All Jerry Shu ’21 needed to create a piece of award-winning art was a set of color pencils and a piece of cardboard. Using these tools, Shu conjured the visage of a man screaming in pain on the midnight blue backdrop, etched in with wavering lines. With this art piece, titled “Dual,” Shu won the 2018 Congressional Art Competition of Massachusetts’ 3rd District and earned congratulatory remarks from Congresswoman Niki Tsongas. Shu was also awarded the 2017 Scholastic Art and Writing National Gold Medal for his other work, among other gold keys, silver keys, and honorable mentions.
“I think [winning Scholastic awards] inspired me to keep working on art knowing that there is recognition for it. When I saw all the other artists there, at the convention and at the awards ceremony, I was more inspired than ever seeing all the different ways people express themselves. This really drove me to think about how I could expand my capabilities,” said Shu.
Shu first began taking art classes as a kindergartener. With his mother providing him with a plethora of classes, Shu quickly developed a passion for artistic expression in particular and continues to pursue it at Andover.
“You can do whatever you want in art. No one can say no to what you can do. In other forms like speaking or writing, there is a restriction on the words you can use. With art, I’m able to express myself in other ways. It’s like showing yourself but not in a way that’s so clear cut, and that’s what I like about it. It’s up for interpretation,” said Shu.
Be it in theme or technique, Shu invokes his artistic freedom in all of his artworks. The most common method by which he exercises his artistic autonomy is by combining unusual materials or connecting drastically different topics.
Shu said, “[I try] to do stuff that’s not expected, putting things together that don’t seem that they connect… You know [that] if you are expressing something, you want [it] to be special. Another thing is shying away from conventional mediums. For instance, I did a project last year where I used construction paper and then on top of it, used colored pencil and it looked nice.”

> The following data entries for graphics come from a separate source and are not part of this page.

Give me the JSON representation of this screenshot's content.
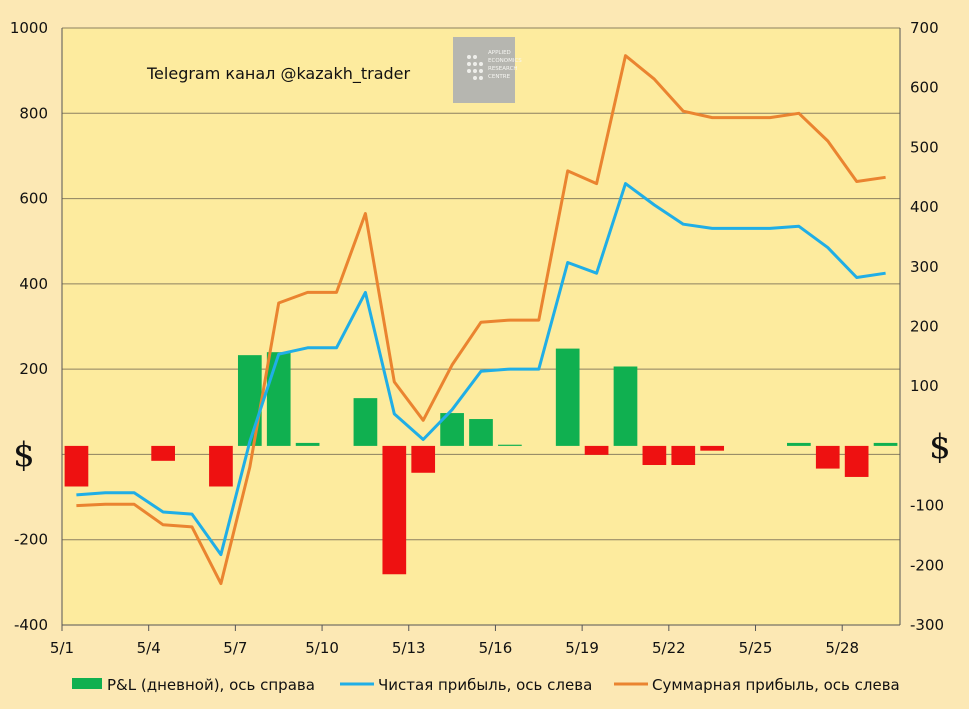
{
  "watermark": {
    "text": "Telegram канал @kazakh_trader",
    "logo_text": "APPLIED ECONOMICS RESEARCH CENTRE"
  },
  "currency_symbol": "$",
  "colors": {
    "outer_bg": "#fce8b4",
    "plot_bg": "#fdeb9e",
    "pnl_positive": "#10b050",
    "pnl_negative": "#ee1111",
    "net_profit": "#20aee6",
    "cumulative_profit": "#ea8430",
    "grid": "#8c8060"
  },
  "chart_data": {
    "type": "bar+line",
    "x_axis_labels": [
      "5/1",
      "5/4",
      "5/7",
      "5/10",
      "5/13",
      "5/16",
      "5/19",
      "5/22",
      "5/25",
      "5/28"
    ],
    "x_dates": [
      "5/1",
      "5/2",
      "5/3",
      "5/4",
      "5/5",
      "5/6",
      "5/7",
      "5/8",
      "5/9",
      "5/10",
      "5/11",
      "5/12",
      "5/13",
      "5/14",
      "5/15",
      "5/16",
      "5/17",
      "5/18",
      "5/19",
      "5/20",
      "5/21",
      "5/22",
      "5/23",
      "5/24",
      "5/25",
      "5/26",
      "5/27",
      "5/28",
      "5/29"
    ],
    "y_left": {
      "min": -400,
      "max": 1000,
      "ticks": [
        -400,
        -200,
        0,
        200,
        400,
        600,
        800,
        1000
      ]
    },
    "y_right": {
      "min": -300,
      "max": 700,
      "ticks": [
        -300,
        -200,
        -100,
        0,
        100,
        200,
        300,
        400,
        500,
        600,
        700
      ]
    },
    "grid": true,
    "legend_position": "bottom",
    "series": [
      {
        "name": "P&L (дневной), ось справа",
        "type": "bar",
        "axis": "right",
        "values": [
          -68,
          0,
          0,
          -25,
          0,
          -68,
          152,
          157,
          5,
          0,
          80,
          -215,
          -45,
          55,
          45,
          2,
          0,
          163,
          -15,
          133,
          -32,
          -32,
          -8,
          0,
          0,
          5,
          -38,
          -52,
          5
        ]
      },
      {
        "name": "Чистая прибыль, ось слева",
        "type": "line",
        "axis": "left",
        "values": [
          -95,
          -90,
          -90,
          -135,
          -140,
          -235,
          30,
          235,
          250,
          250,
          380,
          95,
          35,
          105,
          195,
          200,
          200,
          450,
          425,
          635,
          585,
          540,
          530,
          530,
          530,
          535,
          485,
          415,
          425
        ]
      },
      {
        "name": "Суммарная прибыль, ось слева",
        "type": "line",
        "axis": "left",
        "values": [
          -120,
          -117,
          -117,
          -165,
          -170,
          -303,
          -30,
          355,
          380,
          380,
          565,
          170,
          80,
          210,
          310,
          315,
          315,
          665,
          635,
          935,
          880,
          805,
          790,
          790,
          790,
          800,
          735,
          640,
          650
        ]
      }
    ]
  }
}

Art plays an influential role in Shu’s journey in all creative media. Though Shu’s affinity for freedom of expression originated from art, he extends this passion to other mediums, such as writing. He further cites art as a source of improvement for his observation skills.

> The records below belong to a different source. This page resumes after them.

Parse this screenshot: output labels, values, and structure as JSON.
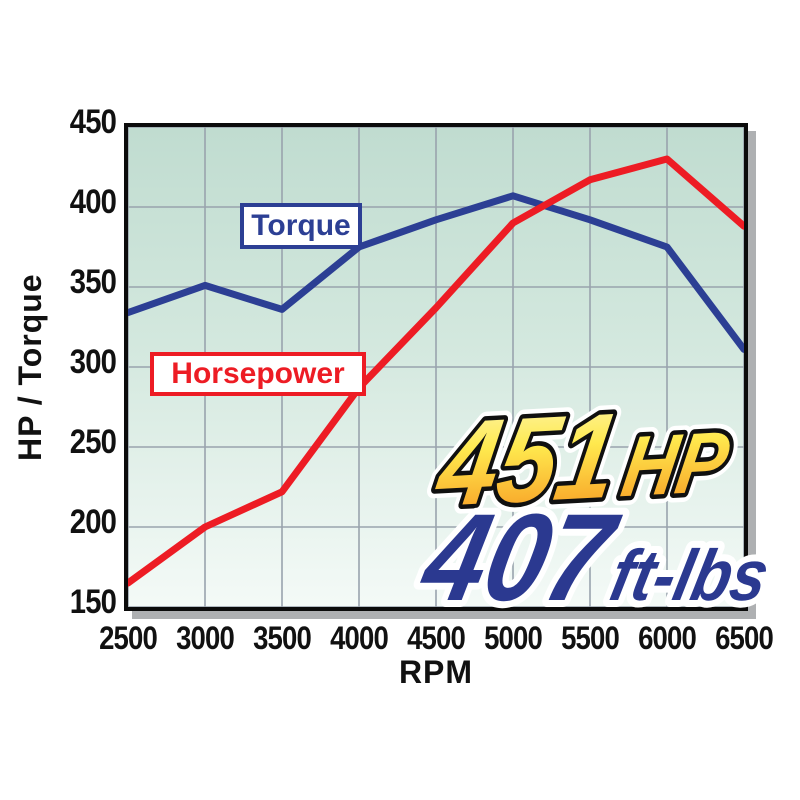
{
  "chart_data": {
    "type": "line",
    "title": "",
    "xlabel": "RPM",
    "ylabel": "HP / Torque",
    "xlim": [
      2500,
      6500
    ],
    "ylim": [
      150,
      450
    ],
    "xticks": [
      2500,
      3000,
      3500,
      4000,
      4500,
      5000,
      5500,
      6000,
      6500
    ],
    "yticks": [
      450,
      400,
      350,
      300,
      250,
      200,
      150
    ],
    "grid": true,
    "legend_position": "inline-labels",
    "x": [
      2500,
      3000,
      3500,
      4000,
      4500,
      5000,
      5500,
      6000,
      6500
    ],
    "series": [
      {
        "name": "Torque",
        "color": "#2c3f94",
        "values": [
          334,
          351,
          336,
          375,
          392,
          407,
          392,
          375,
          311
        ]
      },
      {
        "name": "Horsepower",
        "color": "#ed1c24",
        "values": [
          165,
          200,
          222,
          287,
          337,
          390,
          417,
          430,
          388
        ]
      }
    ]
  },
  "labels": {
    "torque_legend": "Torque",
    "horsepower_legend": "Horsepower",
    "x_axis_title": "RPM",
    "y_axis_title": "HP / Torque"
  },
  "callout": {
    "hp_value": "451",
    "hp_unit": "HP",
    "torque_value": "407",
    "torque_unit": "ft-lbs"
  },
  "colors": {
    "torque_line": "#2c3f94",
    "horsepower_line": "#ed1c24",
    "grid": "#99a3ad",
    "plot_bg_top": "#c0dcd0",
    "plot_bg_bottom": "#f4faf7",
    "frame_shadow": "#aeb0b2",
    "callout_gold_top": "#fcf6b1",
    "callout_gold_mid": "#ffe94e",
    "callout_gold_bottom": "#f6921e",
    "callout_blue": "#2b3990"
  }
}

“I notice things a lot more, in terms of the world around me. It seeps in to other creative aspects, like writing. Just knowing that there’s a freedom to express myself helps me open up more,” said Shu.

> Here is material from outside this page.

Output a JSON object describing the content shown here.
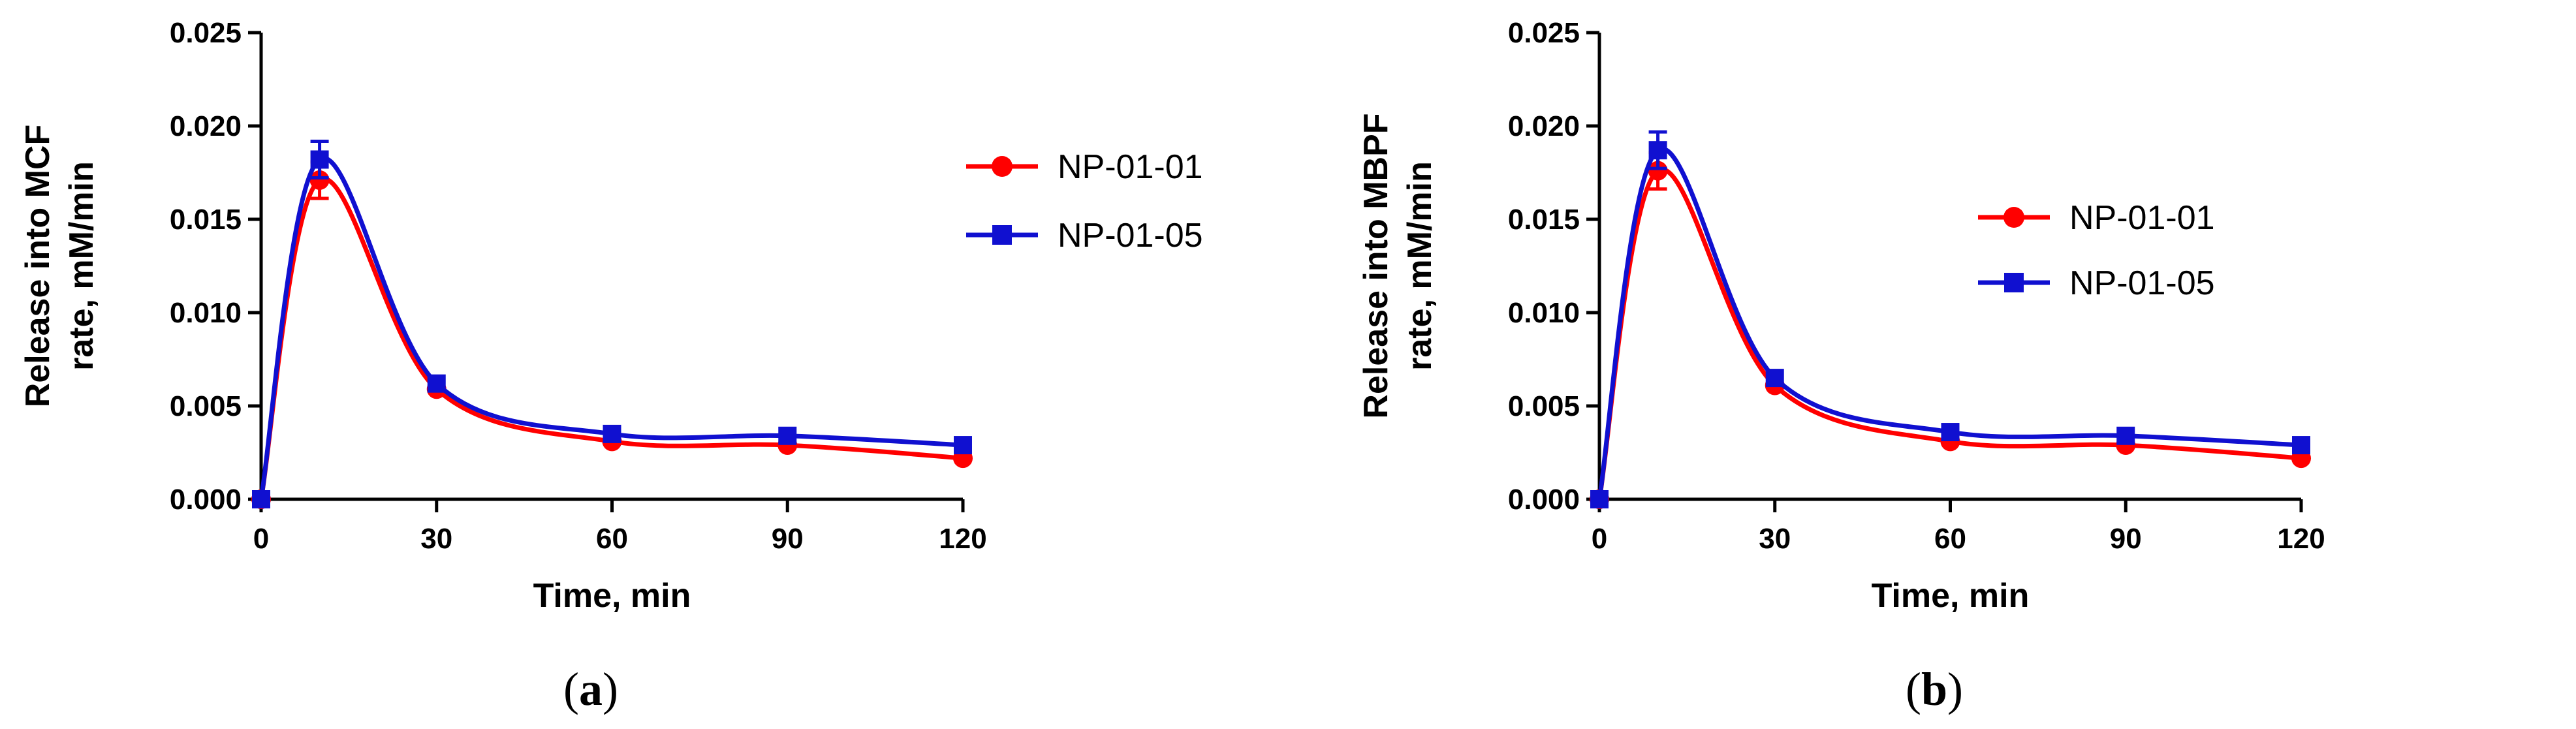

At Andover, Shu is expanding on his career in art and trying to inspire a similar passion in his peers. Thus far, Shu has taken a number of art classes, and is currently on the board of the club “Arts for Expression,” where he encourages fellow artists on campus to remain engaged in free artistic expression.
“Well last year I know he took a lot of art classes. Now he is more independent. He is on the board of this club I go to, called Arts for Expression, which meets every Friday, and the members can do as much art as they want, whatever they want,” said Leo Deng ’21, a friend of Shu.
As for the future, Shu added, “I haven’t decided, [but] I’m certainly always going to be interested in [art]. Of course I don’t know where my future is going to take me but I definitely want it to be part of my life. Whether it’s my main path heading forward, or even if it’s just a hobby, it will always be a part of me.”